BY ZOEY SMITH:
A part of me feels obligated to be enraged by Rupert Sander’s new, mostly-Americanized Ghost in the Shell remake. I can’t shake the feeling that I SHOULD be enraged at this whole endeavor, this is cold, vapid, flashy film. BUT honestly, and I’m shocked at how ho-hum this whole affair turned out to be. Hardly anything in this film reeks of out-right terrible-less-ness; apart from the casting mistakes made during pre- production, bad-movie-lovers are in for just as much disappointment as those with high expectations; only those of us in the middle are going to have any kind of fun.
Speaking of fun, it’s refreshing that the original film’s stylish Eastern cyberpunk look and feel are the best part of this package; the setting is striking and beautiful, the world is an exceptionally well crafted, and the action scenes are flashy as ever. It’s just a shame that nothing else offered here really measures up to the eye-candy. The plot retains the cold, over-complicated cyberpunk trappings of the original, but with an over-simplified core and drastically reworked main storyline (also there is a noticeable lack of exposition-dumps and heavy philosophical monologues). The plot is a predictable trek through exhausted sci-fi beats at best, with the super solider Major (played by Johansson) investigating a connected trail of murders while also aiming to uncover mysteries of her hidden past. As she slowly beings to unravel the layers of conspiracy at work, one can’t help but feel that this is all fairly rote and predictable, despite the film trying really hard to get you involved in its characters (something the original film was disinterested in doing).

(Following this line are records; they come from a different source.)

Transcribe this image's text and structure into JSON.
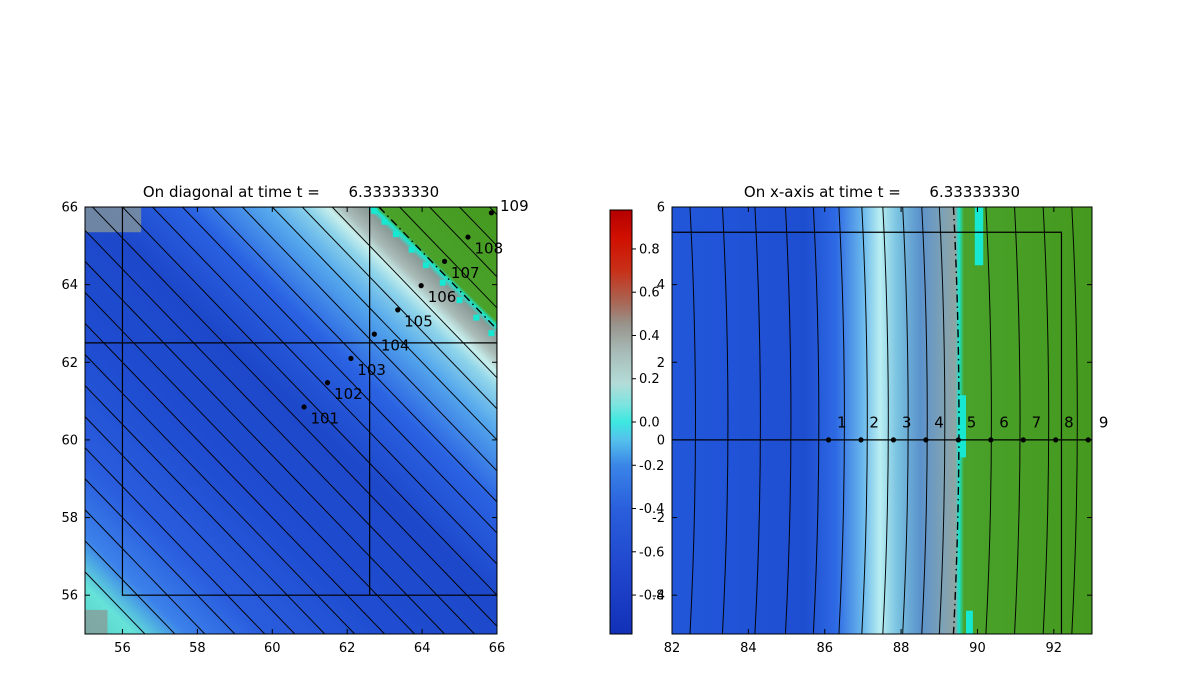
{
  "style": {
    "background": "#ffffff",
    "frame_color": "#000000",
    "contour_color": "#000000",
    "marker_color": "#000000",
    "green_region": "#4aa22b",
    "interface_cyan": "#16e8d2",
    "artifact_gray": "#8a9a96"
  },
  "chart_data": [
    {
      "id": "diagonal-plot",
      "type": "heatmap+contour+scatter",
      "title": "On diagonal at time t =      6.33333330",
      "xlim": [
        55,
        66
      ],
      "ylim": [
        55,
        66
      ],
      "x_ticks": [
        56,
        58,
        60,
        62,
        64,
        66
      ],
      "y_ticks": [
        56,
        58,
        60,
        62,
        64,
        66
      ],
      "grid": false,
      "colormap_along_diagonal": [
        {
          "s": 110.0,
          "color": "#58d0c8"
        },
        {
          "s": 111.3,
          "color": "#66e2d8"
        },
        {
          "s": 112.6,
          "color": "#3c82ea"
        },
        {
          "s": 114.5,
          "color": "#2a5ede"
        },
        {
          "s": 118.0,
          "color": "#1f4cd0"
        },
        {
          "s": 121.5,
          "color": "#1d48ca"
        },
        {
          "s": 124.0,
          "color": "#2a62e2"
        },
        {
          "s": 126.0,
          "color": "#55a8ec"
        },
        {
          "s": 127.1,
          "color": "#8ed4ea"
        },
        {
          "s": 127.6,
          "color": "#c6eeec"
        },
        {
          "s": 128.0,
          "color": "#aabcb8"
        },
        {
          "s": 128.6,
          "color": "#8a9a96"
        },
        {
          "s": 128.8,
          "color": "#19e8d2"
        },
        {
          "s": 128.95,
          "color": "#4aa22b"
        },
        {
          "s": 132.0,
          "color": "#45991e"
        }
      ],
      "contour_levels_sum_xy": [
        111.6,
        112.4,
        113.2,
        114.0,
        114.8,
        115.6,
        116.4,
        117.2,
        118.0,
        118.8,
        119.6,
        120.4,
        121.2,
        122.0,
        122.8,
        123.6,
        124.4,
        125.2,
        126.0,
        126.8,
        127.6,
        129.4,
        130.2,
        131.0,
        131.8
      ],
      "interface_sum_xy": 128.85,
      "domain_box": [
        56,
        56,
        66,
        66
      ],
      "hline_y": 62.5,
      "vline_x": 62.6,
      "vline_y_range": [
        56,
        66
      ],
      "points": [
        {
          "label": "101",
          "x": 60.85,
          "y": 60.85,
          "label_x": 61.02,
          "label_y": 60.42
        },
        {
          "label": "102",
          "x": 61.475,
          "y": 61.475,
          "label_x": 61.65,
          "label_y": 61.05
        },
        {
          "label": "103",
          "x": 62.1,
          "y": 62.1,
          "label_x": 62.27,
          "label_y": 61.67
        },
        {
          "label": "104",
          "x": 62.725,
          "y": 62.725,
          "label_x": 62.9,
          "label_y": 62.3
        },
        {
          "label": "105",
          "x": 63.35,
          "y": 63.35,
          "label_x": 63.52,
          "label_y": 62.92
        },
        {
          "label": "106",
          "x": 63.975,
          "y": 63.975,
          "label_x": 64.15,
          "label_y": 63.55
        },
        {
          "label": "107",
          "x": 64.6,
          "y": 64.6,
          "label_x": 64.77,
          "label_y": 64.17
        },
        {
          "label": "108",
          "x": 65.225,
          "y": 65.225,
          "label_x": 65.4,
          "label_y": 64.8
        },
        {
          "label": "109",
          "x": 65.85,
          "y": 65.85,
          "label_x": 66.08,
          "label_y": 65.9
        }
      ],
      "artifacts": [
        [
          62.72,
          65.9
        ],
        [
          63.0,
          65.62
        ],
        [
          63.3,
          65.3
        ],
        [
          63.72,
          64.9
        ],
        [
          64.1,
          64.5
        ],
        [
          64.55,
          64.05
        ],
        [
          65.0,
          63.6
        ],
        [
          65.45,
          63.15
        ],
        [
          65.85,
          62.75
        ]
      ],
      "corner_patches": [
        {
          "x": 55,
          "y": 65.35,
          "w": 1.5,
          "h": 0.65
        },
        {
          "x": 55,
          "y": 55,
          "w": 0.6,
          "h": 0.62
        }
      ]
    },
    {
      "id": "x-axis-plot",
      "type": "heatmap+contour+scatter",
      "title": "On x-axis at time t =      6.33333330",
      "xlim": [
        82,
        93
      ],
      "ylim": [
        -5,
        6
      ],
      "x_ticks": [
        82,
        84,
        86,
        88,
        90,
        92
      ],
      "y_ticks": [
        -4,
        -2,
        0,
        2,
        4,
        6
      ],
      "grid": false,
      "colormap_along_x": [
        {
          "x": 82.0,
          "color": "#2257da"
        },
        {
          "x": 84.0,
          "color": "#2052d6"
        },
        {
          "x": 85.5,
          "color": "#1e4ed0"
        },
        {
          "x": 86.3,
          "color": "#2e6ae4"
        },
        {
          "x": 87.0,
          "color": "#6ab8ec"
        },
        {
          "x": 87.45,
          "color": "#b9eef2"
        },
        {
          "x": 87.9,
          "color": "#79c2e0"
        },
        {
          "x": 88.5,
          "color": "#5b92cc"
        },
        {
          "x": 89.1,
          "color": "#7ea2b4"
        },
        {
          "x": 89.42,
          "color": "#8fa4a4"
        },
        {
          "x": 89.52,
          "color": "#18e4cc"
        },
        {
          "x": 89.65,
          "color": "#4aa22b"
        },
        {
          "x": 93.0,
          "color": "#45991e"
        }
      ],
      "contour_x": [
        82.55,
        83.4,
        84.25,
        85.05,
        85.78,
        86.45,
        87.05,
        87.6,
        88.12,
        88.62,
        89.08,
        90.3,
        91.05,
        91.8,
        92.55
      ],
      "interface_x": 89.45,
      "hline_y": 0,
      "box_polyline": [
        [
          82,
          5.35
        ],
        [
          92.2,
          5.35
        ],
        [
          92.2,
          -5
        ]
      ],
      "points": [
        {
          "label": "1",
          "x": 86.1,
          "y": 0,
          "label_x": 86.32,
          "label_y": 0.32
        },
        {
          "label": "2",
          "x": 86.95,
          "y": 0,
          "label_x": 87.17,
          "label_y": 0.32
        },
        {
          "label": "3",
          "x": 87.8,
          "y": 0,
          "label_x": 88.02,
          "label_y": 0.32
        },
        {
          "label": "4",
          "x": 88.65,
          "y": 0,
          "label_x": 88.87,
          "label_y": 0.32
        },
        {
          "label": "5",
          "x": 89.5,
          "y": 0,
          "label_x": 89.72,
          "label_y": 0.32
        },
        {
          "label": "6",
          "x": 90.35,
          "y": 0,
          "label_x": 90.57,
          "label_y": 0.32
        },
        {
          "label": "7",
          "x": 91.2,
          "y": 0,
          "label_x": 91.42,
          "label_y": 0.32
        },
        {
          "label": "8",
          "x": 92.05,
          "y": 0,
          "label_x": 92.27,
          "label_y": 0.32
        },
        {
          "label": "9",
          "x": 92.9,
          "y": 0,
          "label_x": 93.18,
          "label_y": 0.32
        }
      ],
      "artifacts_rects": [
        [
          89.93,
          4.5,
          0.22,
          1.5
        ],
        [
          89.48,
          -0.45,
          0.22,
          1.6
        ],
        [
          89.7,
          -5.0,
          0.18,
          0.6
        ]
      ]
    }
  ],
  "colorbar": {
    "ticks": [
      "0.8",
      "0.6",
      "0.4",
      "0.2",
      "0.0",
      "-0.2",
      "-0.4",
      "-0.6",
      "-0.8"
    ],
    "vmin": -0.98,
    "vmax": 0.98,
    "stops": [
      {
        "v": 0.98,
        "color": "#b40000"
      },
      {
        "v": 0.85,
        "color": "#d01000"
      },
      {
        "v": 0.7,
        "color": "#c83018"
      },
      {
        "v": 0.55,
        "color": "#a86858"
      },
      {
        "v": 0.45,
        "color": "#98948c"
      },
      {
        "v": 0.32,
        "color": "#a8bcb8"
      },
      {
        "v": 0.18,
        "color": "#b4dcd8"
      },
      {
        "v": 0.08,
        "color": "#7ce4e0"
      },
      {
        "v": 0.0,
        "color": "#3ce8e0"
      },
      {
        "v": -0.08,
        "color": "#55c2ec"
      },
      {
        "v": -0.2,
        "color": "#3a85e8"
      },
      {
        "v": -0.4,
        "color": "#2a5fdc"
      },
      {
        "v": -0.7,
        "color": "#1f45cc"
      },
      {
        "v": -0.98,
        "color": "#1230b8"
      }
    ]
  }
}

Oh, and I guess we’re going to talk about the casting decisions now? Look, there’s no easy way to go about it; diversity in cinemas has been an ongoing movement within Hollywood and popular culture, and this film’s decision to cast a white woman as the lead character of a film whose cultural influence is undeniable, it’s just heartbreaking to see that the original’s heritage is deemed as being a detriment to the film’s success. YES, the director’s argument that Johansson’s involvement was the instrumental piece that completed the “how do we get this made” puzzle isn’t moot. But in this particular case, it’s easy to conclude from a distance that the politics of Hollywood have leaned in favor of those who believed Johansson would get people in cinemas, and this film is now what we got. Personally, as a person who deeply believes in the importance of representation and diversity, I feel like the casting here was a huge missed opportunity. (As a side note, it is worth pointing out that the film has a vast amount of representation with its supporting characters, which I feel is worth pointing out).
To be perfectly honest, this whole movie is a missed opportunity. The spectacle is appreciated, but it alone can’t save this underwhelming film.